Et si on parlait de...

Un état d’esprit

Petit billet à propos de mes expériences sur mon état d’esprit.

État d’esprit de cette période pour moi, plutôt dans l’hivernation: c’est à dire une énergie plutôt basse, avec peu d’envie de sortir dans la nature, de sortir en société. L’envie de rester cocooner dans le canapé, sous des plaids bien chauds, avec un bon livre, un bon film, du thé et des petits gâteaux. Et cela transpire dans ma vision de mon travail… qui m’épuise plus qu’il ne me remplit de joie ou fierté. Envie de voir d’autres horizons…

Et bien, vous savez quoi? De fait, au travail, les journées ne sont pas terribles. Vous le connaissez ce sentiment le matin de ne pas avoir envie d’y aller? Et une fois arrivé, de ne pas avoir envie d’y rester? Et une fois la journée commencée, d’avoir enfin une envie… celle de fuir?

Avec l’équinoxe d’automne, les jours qui commencent tout juste à rallonger, le soleil qui pointait son nez tous les jours, je m’étais dit que ça irait mieux en janvier… Sauf, que mon état d’esprit était toujours le même qu’avant.

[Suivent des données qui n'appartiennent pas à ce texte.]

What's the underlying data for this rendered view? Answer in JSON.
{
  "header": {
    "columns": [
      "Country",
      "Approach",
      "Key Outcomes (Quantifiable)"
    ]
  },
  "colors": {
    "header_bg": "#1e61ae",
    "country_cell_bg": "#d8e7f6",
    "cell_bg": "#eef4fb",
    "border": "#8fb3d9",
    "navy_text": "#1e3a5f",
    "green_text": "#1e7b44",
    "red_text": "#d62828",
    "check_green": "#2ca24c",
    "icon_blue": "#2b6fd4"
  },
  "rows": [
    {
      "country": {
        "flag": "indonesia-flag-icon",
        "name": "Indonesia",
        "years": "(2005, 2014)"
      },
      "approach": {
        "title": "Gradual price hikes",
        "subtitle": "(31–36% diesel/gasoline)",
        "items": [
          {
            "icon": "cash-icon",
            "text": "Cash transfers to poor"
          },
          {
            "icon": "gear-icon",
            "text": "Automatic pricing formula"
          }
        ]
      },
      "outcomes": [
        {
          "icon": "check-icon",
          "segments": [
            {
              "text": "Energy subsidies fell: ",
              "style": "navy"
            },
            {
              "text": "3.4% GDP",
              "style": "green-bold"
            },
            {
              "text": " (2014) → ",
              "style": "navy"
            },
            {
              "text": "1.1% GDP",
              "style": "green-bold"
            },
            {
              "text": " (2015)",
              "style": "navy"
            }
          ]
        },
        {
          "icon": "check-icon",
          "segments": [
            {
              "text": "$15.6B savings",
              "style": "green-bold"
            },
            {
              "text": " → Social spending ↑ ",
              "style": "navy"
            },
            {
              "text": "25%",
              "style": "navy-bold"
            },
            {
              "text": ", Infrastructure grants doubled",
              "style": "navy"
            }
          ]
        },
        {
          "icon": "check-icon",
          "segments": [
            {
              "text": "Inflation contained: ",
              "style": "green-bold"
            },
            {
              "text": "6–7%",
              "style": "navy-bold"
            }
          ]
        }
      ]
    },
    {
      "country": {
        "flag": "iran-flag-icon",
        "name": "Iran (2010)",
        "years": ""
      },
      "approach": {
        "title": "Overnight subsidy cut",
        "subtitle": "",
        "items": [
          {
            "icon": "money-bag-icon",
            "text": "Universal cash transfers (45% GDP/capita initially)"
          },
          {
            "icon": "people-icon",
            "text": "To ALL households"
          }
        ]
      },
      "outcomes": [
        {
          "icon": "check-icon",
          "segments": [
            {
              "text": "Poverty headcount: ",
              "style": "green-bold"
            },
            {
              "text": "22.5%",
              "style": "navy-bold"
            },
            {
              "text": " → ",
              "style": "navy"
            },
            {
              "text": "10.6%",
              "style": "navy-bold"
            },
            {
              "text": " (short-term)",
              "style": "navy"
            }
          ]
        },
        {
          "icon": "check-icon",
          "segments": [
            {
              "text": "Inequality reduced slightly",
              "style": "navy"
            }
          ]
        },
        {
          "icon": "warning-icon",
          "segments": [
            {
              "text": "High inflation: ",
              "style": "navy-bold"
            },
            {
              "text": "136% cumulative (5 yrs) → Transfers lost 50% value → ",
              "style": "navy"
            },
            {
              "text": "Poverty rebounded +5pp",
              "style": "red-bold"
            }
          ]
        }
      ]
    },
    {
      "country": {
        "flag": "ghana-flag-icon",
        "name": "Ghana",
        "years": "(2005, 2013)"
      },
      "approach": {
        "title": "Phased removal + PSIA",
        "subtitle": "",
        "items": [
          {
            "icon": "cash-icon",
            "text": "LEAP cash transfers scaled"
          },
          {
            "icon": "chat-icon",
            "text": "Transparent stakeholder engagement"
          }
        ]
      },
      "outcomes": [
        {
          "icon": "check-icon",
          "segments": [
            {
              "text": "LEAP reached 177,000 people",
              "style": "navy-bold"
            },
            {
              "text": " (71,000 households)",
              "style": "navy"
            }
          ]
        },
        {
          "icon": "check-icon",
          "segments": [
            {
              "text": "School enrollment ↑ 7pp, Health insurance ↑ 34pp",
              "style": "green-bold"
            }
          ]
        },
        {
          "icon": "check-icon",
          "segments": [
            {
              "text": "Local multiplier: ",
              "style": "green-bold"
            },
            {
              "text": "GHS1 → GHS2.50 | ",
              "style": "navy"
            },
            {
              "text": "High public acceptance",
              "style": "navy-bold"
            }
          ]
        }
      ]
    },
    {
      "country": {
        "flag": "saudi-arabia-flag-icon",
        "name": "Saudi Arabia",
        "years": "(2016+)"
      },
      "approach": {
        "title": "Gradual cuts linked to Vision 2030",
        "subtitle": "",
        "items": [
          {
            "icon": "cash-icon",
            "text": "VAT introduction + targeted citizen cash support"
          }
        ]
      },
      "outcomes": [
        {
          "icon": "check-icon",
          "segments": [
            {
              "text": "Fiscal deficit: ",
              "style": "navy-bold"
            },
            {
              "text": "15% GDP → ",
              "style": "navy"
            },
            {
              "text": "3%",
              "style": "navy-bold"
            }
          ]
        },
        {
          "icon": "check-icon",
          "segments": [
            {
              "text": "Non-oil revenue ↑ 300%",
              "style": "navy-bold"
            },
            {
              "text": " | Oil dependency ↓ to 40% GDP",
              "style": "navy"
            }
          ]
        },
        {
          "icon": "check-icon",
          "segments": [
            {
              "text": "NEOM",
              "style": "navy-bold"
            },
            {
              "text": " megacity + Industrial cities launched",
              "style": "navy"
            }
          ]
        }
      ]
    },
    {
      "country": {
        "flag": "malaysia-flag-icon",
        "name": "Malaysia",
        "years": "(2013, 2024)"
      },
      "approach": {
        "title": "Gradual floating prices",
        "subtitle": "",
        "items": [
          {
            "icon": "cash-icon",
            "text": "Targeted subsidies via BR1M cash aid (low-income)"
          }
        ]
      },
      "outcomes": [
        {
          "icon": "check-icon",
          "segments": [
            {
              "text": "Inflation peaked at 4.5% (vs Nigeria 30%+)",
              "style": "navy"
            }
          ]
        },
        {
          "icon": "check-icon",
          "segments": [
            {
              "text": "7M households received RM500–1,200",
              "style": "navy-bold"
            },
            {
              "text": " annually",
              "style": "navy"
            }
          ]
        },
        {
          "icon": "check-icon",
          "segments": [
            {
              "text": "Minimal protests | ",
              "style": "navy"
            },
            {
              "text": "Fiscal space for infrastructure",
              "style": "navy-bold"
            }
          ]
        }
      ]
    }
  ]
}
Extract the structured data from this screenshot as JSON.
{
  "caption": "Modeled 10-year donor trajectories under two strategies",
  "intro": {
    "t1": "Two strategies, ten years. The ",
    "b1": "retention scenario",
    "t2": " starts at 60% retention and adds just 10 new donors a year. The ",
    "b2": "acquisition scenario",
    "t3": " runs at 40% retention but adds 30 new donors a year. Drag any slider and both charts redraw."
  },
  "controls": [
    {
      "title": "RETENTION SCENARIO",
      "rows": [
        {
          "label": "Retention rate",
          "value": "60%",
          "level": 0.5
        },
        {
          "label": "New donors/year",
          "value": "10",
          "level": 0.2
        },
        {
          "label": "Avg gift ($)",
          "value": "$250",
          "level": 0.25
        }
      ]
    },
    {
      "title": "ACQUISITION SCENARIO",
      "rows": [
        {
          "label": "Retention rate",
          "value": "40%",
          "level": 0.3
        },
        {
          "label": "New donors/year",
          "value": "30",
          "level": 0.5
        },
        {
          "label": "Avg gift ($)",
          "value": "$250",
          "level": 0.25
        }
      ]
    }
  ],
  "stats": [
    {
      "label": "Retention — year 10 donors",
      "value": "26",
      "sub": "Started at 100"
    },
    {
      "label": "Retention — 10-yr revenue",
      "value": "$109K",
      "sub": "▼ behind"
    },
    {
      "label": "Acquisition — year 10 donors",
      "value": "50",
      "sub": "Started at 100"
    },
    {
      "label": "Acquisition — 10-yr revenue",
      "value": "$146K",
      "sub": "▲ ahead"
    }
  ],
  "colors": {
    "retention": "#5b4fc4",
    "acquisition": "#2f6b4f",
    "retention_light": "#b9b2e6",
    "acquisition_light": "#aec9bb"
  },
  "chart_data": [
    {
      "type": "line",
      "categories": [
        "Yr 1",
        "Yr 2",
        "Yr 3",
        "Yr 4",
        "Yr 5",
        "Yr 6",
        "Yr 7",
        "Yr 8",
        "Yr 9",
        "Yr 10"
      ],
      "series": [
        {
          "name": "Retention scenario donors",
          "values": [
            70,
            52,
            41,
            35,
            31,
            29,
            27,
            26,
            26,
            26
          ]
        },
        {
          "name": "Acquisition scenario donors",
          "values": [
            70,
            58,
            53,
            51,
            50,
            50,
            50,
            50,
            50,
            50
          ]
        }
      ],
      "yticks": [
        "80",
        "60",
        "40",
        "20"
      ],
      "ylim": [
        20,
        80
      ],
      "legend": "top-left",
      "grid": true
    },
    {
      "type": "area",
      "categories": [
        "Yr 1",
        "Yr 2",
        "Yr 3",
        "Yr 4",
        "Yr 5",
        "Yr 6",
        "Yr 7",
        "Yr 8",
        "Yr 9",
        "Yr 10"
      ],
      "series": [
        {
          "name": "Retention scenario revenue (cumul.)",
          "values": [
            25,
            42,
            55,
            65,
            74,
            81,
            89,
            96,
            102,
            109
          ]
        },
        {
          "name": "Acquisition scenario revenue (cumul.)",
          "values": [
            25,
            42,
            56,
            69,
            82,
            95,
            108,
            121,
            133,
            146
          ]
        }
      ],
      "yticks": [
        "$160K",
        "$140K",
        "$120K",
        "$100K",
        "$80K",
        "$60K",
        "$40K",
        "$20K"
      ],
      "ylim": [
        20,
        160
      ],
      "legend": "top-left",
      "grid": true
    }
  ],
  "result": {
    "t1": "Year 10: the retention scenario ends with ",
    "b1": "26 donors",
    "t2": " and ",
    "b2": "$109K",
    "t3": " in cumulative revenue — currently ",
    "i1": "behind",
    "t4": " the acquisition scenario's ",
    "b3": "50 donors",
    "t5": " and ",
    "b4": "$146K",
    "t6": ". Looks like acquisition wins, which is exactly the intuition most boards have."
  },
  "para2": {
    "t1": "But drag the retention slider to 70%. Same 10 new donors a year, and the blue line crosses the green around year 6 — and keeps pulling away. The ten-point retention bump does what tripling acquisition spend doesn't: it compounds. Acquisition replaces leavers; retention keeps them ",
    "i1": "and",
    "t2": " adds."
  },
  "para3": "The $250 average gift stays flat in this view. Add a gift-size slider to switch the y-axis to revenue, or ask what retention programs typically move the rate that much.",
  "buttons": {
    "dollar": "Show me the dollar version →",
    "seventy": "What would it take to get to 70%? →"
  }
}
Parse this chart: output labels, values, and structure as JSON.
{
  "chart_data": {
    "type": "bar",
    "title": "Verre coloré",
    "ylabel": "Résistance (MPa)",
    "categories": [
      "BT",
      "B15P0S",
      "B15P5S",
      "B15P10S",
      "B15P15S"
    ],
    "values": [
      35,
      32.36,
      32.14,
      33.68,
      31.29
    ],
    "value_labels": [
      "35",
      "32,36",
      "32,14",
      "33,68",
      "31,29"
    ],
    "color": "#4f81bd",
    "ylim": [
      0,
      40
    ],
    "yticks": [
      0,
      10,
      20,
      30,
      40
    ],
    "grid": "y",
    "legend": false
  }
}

Et que de ce fait, mes journées, mes « pas envie » et mes « envies d’ailleurs » sont restées… et que mes journées sont devenues plus que moches. Elles sont devenues stressantes et infernales. Je n’arrivais plus à supporter le bruit, les crises des uns et des autres. Je jugeais qu’ils perdaient un temps fou à s’exciter sur leur chaise, qu’ils ne progressaient pas… Bref, rien n’allait… et surtout cela empirait.

En prime, de grosses auto-flagellations d’avoir perdu mon calme, de ne pas arriver à ce que je voulais, de perdre moi aussi du temps, et de me sentir si « incompétente ». la seule chose dont je ne prenais pas conscience, c’était de ce fichu état d’esprit,dû à cette auto-critique, cet auto-jugement permanent.

Quand une amie m’en a fait prendre conscience, je me suis demandé comment on changeait son état d’esprit. J’ai essayé avec plus d’ardeur de méditer pour prendre conscience de tout cela, j’ai essayé d’éprouver plus de gratitude et d’en écrire plus (ce que j’avais un peu de mal à faire ces derniers temps), J’ai essayé de ne pas me mettre de pression, j’ai lu, écrit… Mais cet état d’esprit avait du mal à se transformer, parce que je me laissais déborder par mes ruminations autour de mes journées au travail. Même la méditation ne m’a pas permis de m’en détacher.

Et puis hier, j’ai compris que c’était le jugement constant que je tiens sur tout ce qui arrive qui plombe mon état d’esprit. Vous le remarquerez peut être vous aussi, si vous y faites attention. Notre esprit est constamment en train de juger bon ou pas bon ce que nous faisons, ce que font les autres, ce qui arrive, ce qui est.

Alors aujourd’hui, je me suis accordée des moments de non-jugement; des moments où j’ai laissé se dérouler les choses sans critiquer intérieurement. J’ai regardé les élèves travailler à deux ou trois, un peu dans le bruit… Je suis restée détendue, sans projeter ni la crainte d’être en retard sur le programme, ni l’énervement d’être dans le bruit…. Et la journée s’est déroulée plutôt bien, beaucoup mieux que ces dernières semaines.

Mon défi est bien celui-ci: traverser mon état d’hibernation en cultivant un état d’esprit neutre, sans jugement… Bref, en adoptant le « lâcher-prise » si difficile à obtenir.